Considering all possible combinations:

  • Synchronized (L,R,S): The message is fully synchronized and needs no further processing.
  • New Local (L): The message was newly added to the local repository and needs to be uploaded.
  • New Remote (R): The message was newly added to the remote repository and needs to be downloaded.
  • Status Missing (L,R): The message is synchronized but our status is out-of-date.
  • Remote Removed (L,S): The message was synchronized, but since then was removed from the remote; it should now be removed from local.
  • Local Removed (R,S): The message was synchronized, but since then was removed from the local; it should now be removed from remote.
  • Missing (S): The message has been deleted everywhere and our status has a stale entry for it.

The green-shaded region of the Venn diagram is what we would like L, R and S to cover at the end of synchronization.

Algorithm

Define a synchronization operation on a source, destination and status repository syncto(src, dst, status) to be these two steps:

  1. Calculate the set difference src - status, and copy these messages to dst and status.
  2. Calculate the set difference status - src, and delete these messages from dst and status.

The full synchronization algorithm is then:

  1. syncto(R, L, S) (download changes)
  2. syncto(L, R, S) (upload changes)

How it works

In the absence of crashes, the correctness proof only involves verifying that the status repository invariant (that messages in status have been synchronized in the past without an intervening synchronized delete) is preserved over all four operations, and that the set differences are, in fact, precisely the sets of messages we want to copy and delete. However, we can also try and look at how the local, remote and status repositories change as the algorithm progresses. In particular, the contents of the status repository in the first syncto is slightly surprising as it evolves differently from local, despite having the same operations applied to it (it then evolves in lockstep with remote).
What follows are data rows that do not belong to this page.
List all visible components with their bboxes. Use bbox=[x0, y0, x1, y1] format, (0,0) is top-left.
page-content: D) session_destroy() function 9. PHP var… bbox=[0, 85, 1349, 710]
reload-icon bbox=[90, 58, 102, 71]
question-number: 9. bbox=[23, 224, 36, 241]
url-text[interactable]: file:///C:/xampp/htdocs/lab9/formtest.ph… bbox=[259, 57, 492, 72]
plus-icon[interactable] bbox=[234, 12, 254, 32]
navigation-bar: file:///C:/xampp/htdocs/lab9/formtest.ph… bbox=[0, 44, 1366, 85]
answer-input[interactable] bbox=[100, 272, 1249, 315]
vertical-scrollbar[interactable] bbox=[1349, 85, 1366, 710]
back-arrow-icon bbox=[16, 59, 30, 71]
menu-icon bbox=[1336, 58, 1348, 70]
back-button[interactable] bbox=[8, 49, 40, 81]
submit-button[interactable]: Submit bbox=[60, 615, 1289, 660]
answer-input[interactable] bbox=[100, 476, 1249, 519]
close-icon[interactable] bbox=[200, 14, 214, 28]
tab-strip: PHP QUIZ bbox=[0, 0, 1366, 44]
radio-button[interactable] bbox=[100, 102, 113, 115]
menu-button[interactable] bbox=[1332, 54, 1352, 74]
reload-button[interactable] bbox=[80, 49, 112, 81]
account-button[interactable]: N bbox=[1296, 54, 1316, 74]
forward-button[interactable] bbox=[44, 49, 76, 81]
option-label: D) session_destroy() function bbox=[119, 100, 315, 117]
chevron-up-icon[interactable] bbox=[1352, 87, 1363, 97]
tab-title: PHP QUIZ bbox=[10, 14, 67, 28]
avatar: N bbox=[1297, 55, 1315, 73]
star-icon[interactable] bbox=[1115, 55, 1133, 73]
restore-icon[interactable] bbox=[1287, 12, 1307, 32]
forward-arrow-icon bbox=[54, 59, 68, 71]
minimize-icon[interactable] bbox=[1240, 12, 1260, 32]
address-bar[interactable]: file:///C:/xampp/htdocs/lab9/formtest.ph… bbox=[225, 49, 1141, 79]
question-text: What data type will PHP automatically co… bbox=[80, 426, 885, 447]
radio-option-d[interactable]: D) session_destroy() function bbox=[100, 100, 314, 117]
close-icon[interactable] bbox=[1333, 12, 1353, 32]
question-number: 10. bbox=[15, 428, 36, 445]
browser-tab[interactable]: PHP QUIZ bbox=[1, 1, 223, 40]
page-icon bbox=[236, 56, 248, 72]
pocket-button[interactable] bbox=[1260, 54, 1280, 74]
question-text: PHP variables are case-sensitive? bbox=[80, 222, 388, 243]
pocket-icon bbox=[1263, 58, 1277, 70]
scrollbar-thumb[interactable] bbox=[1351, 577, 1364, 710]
/img/offlineimap/normal.png

Another important correctness claim is that OfflineIMAP never “loses mail”. Under what conditions is mail deleted? When it is present in status repository, but not in the local or remote repository. So it is easy to see that when the status repository is “lost” (either corrupted, or deleted as the instructions tell you to if you delete the contents of your local folders), OfflineIMAP will conservatively perform a full, no-delete synchronization between the two sources. So long as the status repository never contains data for more messages than it ought to, OfflineIMAP will not delete your mail.

Variations

Suppose that I have more disk space available on local disk for Maildir than my remote IMAP server. Eventually, you will end up in the awkward position of wanting to delete messages from your remote IMAP server without correspondingly nuking them from your local mail store. OfflineIMAP provides the maxage option (in which OfflineIMAP refuses to acknowledge the existence of messages older than some sliding window), but what if we really wanted to be sure that OfflineIMAP would never ever delete messages from my local repository?

Simple: Skip step 1-2.

/img/offlineimap/asymmetric.png

Conclusion

By utilizing a third repository, for which data loss results in a conservative action on the part of the program, OfflineIMAP achieves its claims of an algorithm designed to prevent mail loss at all costs. It is also a simple algorithm, and I hope that any computer scientist or software engineer using this software will take the time to convince themselves of its correctness, rather than relying on the hearsay of some marketing material.